L’isopode Salmasellus Steganothrix à la caverne Castleguard. Photo Greg Horne

En plus des deux espèces mentionnées précédemment, deux autres invertébrés aquatiques ont été découverts : un ver (Rhynchelmis saxosa, identifié par S.V. Fend, prélevé par l’auteur dans les cavernes Castleguard et Wood Buffalo), une espèce de ver plat planarien, et au fond de la caverne un minuscule acarien terrestre (Robustocheles occulta).

En se basant sur la datation isotopique des stéléothèmes (des formations similaires aux stalagmites), les passages de la caverne traversables par l’humain ont au moins 700 000 ans. C’est un paysage très ancien pour le Canada, dont les paysages actuels sont âgés de dix à vingt mille ans après avoir été révélés par la fonte de la glace de glacier terrestre. Certaines des espèces invertébrées de Castleguard s’occupaient sans doute de leur survie au quotidien durant les époques passées de grande glaciation, la caverne servant d’abri sous-glaciaire à certaines espèces de la faune préglaciaire. 

Il y a très peu de connaissances sur le cycle vital de Stygobromus canadensis et de Salmasellus steganothrix dans le contexte de Castleguard. Quels sont leur source d’alimentation, leur durée de vie, leur cycle reproductif? Ces questions comme bien d’autres sont autant de raisons de continuer de les étudier et de les surveiller. Le fait qu’une bestiole aveugle et sans pigmentation, ayant à peine la taille d’un grain de riz, attire même brièvement notre attention prouve que nos efforts à mieux comprendre les cavernes et ce qu’on y trouve en valent la chandelle.

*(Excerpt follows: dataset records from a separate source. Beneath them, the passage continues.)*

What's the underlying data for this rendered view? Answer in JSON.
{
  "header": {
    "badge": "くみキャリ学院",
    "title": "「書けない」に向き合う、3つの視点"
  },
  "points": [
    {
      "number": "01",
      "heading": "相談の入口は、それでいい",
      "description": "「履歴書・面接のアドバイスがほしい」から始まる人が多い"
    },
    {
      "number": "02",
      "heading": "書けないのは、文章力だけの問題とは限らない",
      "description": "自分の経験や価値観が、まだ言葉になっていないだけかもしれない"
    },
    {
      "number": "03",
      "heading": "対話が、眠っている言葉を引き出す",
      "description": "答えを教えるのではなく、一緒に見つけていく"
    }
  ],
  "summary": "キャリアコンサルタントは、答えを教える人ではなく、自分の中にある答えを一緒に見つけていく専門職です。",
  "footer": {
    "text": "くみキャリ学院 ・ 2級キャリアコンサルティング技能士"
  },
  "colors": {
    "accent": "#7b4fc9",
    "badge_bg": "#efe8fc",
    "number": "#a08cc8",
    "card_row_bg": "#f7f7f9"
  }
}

Membre de l’Alberta Speleological Society, Greg Horne a visité la caverne Castleguard plus de 20 fois ces derniers 27 ans. Il effectue des recherches sur l’actuelle hydrologie des crues et de la formation de glace de la caverne et son possible lien avec le changement climatique.


Références

1 Pour en savoir plus sur la Wildlife Conservation Society, consulter https://www.wcscanada.org/KBA.aspx

2 Consulter https://www.wcscanada.org/Latest-News/ID/18625/A-tiny-natural-treasure-buried-deep-beneath-a-mountain.aspx. Note : l’invertébré identifié sur la photo est incorrect et se rapporte à une autre espèce de Castleguard, Salmasellus steganothrix.